There are a few different ways of growing avocados from their pits, and the most common method is to suspend the pit in water to allow it to root. I never had much success doing it that way, and instead just planted mine in a compost-rich soil and kept it very well watered until it sprouted.


Lemon
These beauties are ideal for gardens in hot, sunny climates, but can also produce fairly well if grown indoors. If you’re growing indoors, aim for Meyer lemon seeds, as the plants tend to be smaller. Lemon trees grow amazingly well from seed, and you don’t have to grow more than one for cross-pollination; you’ll get lemons as soon as it’s mature enough to produce, which will be around 3-5 years.

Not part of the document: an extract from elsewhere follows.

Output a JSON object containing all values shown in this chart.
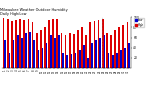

Just keep in mind that the flowers need to be pollinated by insects, so if the occasional bee or butterfly gets into your house, let it do its work.


Chestnut
These seem to grow really well from nuts, provided that you choose those that are either indigenous to your area, or of a similar planting zone: a chestnut that thrives in Virginia will not do as well in Alberta. Keep in mind that at least 2 chestnut trees are needed for cross-pollination, and most won’t begin to bear until they’re at least 5 years old—more like 10-15 for some species. If you can get your hands on some saplings instead, it’s best to go that route.

Hazelnut (Filbert)
This bearer of tasty morsels can also be grown easily from their nuts, but like cherry pits, they need to have a period of cold dormancy or they won’t germinate. You’ll need at least 2 trees for cross-pollination, and they have to be from different parent plants: there has to be significant genetic difference between them or they won’t pollinate. Ideally, you’ll have 3 or 4 genetically different trees on your property, with no more than 30 feet between them.

Other Trees

Maple
These trees are ridiculously easy to grow from seeds. As anyone with a maple tree within 100 ft of their property can attest, if they don’t rake up the little spinny “helicopters” that carry maple seeds, they’ll end up with an entire lawn full of seedlings to pull out. If you’re considering growing maple trees because you’d like to tap them for sap (mmm, maple syrup), keep in mind that most maple trees aren’t tapped until they’re at least 40 years old. This is fine if you’re a patient sort and longevity runs in your family, but don’t expect to see your little seedling turn into a decent maple syrup harvest anytime in the near future. 


Moringa
I only heard about this tree recently, after trying out some of the leaves in powdered form. It’s native to northern India, is now grown in sub-tropical regions in Africa, Asia, and Latin America, and its leaves are absolutely packed with protein, calcium, potassium, and vitamin A. Its seeds are also high in protein, and can be processed into meal or flour. This tree is being hailed as a possible savior for poverty-stricken, soil-depleted nations, as it’s an incredible food source and can grow in the meanest conditions.
Although moringa trees can be grown from cuttings, it’s also ridiculously easy to grow them from seed, and can be grown indoors or outdoors. Since these trees grow incredibly quickly—often more than 10 feet per year—they can overtake other trees planted nearby, or overwhelm a smaller indoor space. Should you decide to grow one indoors, it’s of vital importance to keep these trees pruned and tamed so you don’t wake up one morning to discover that your home is just a collection of furniture around a giant tree. That said, if you’re diligent about keeping your moringa well pruned, you can have a great source of vegetable protein year-round, as these will thrive indoors in even the coldest climates, provided that they’re kept warm and are given extra artificial light and plenty of water.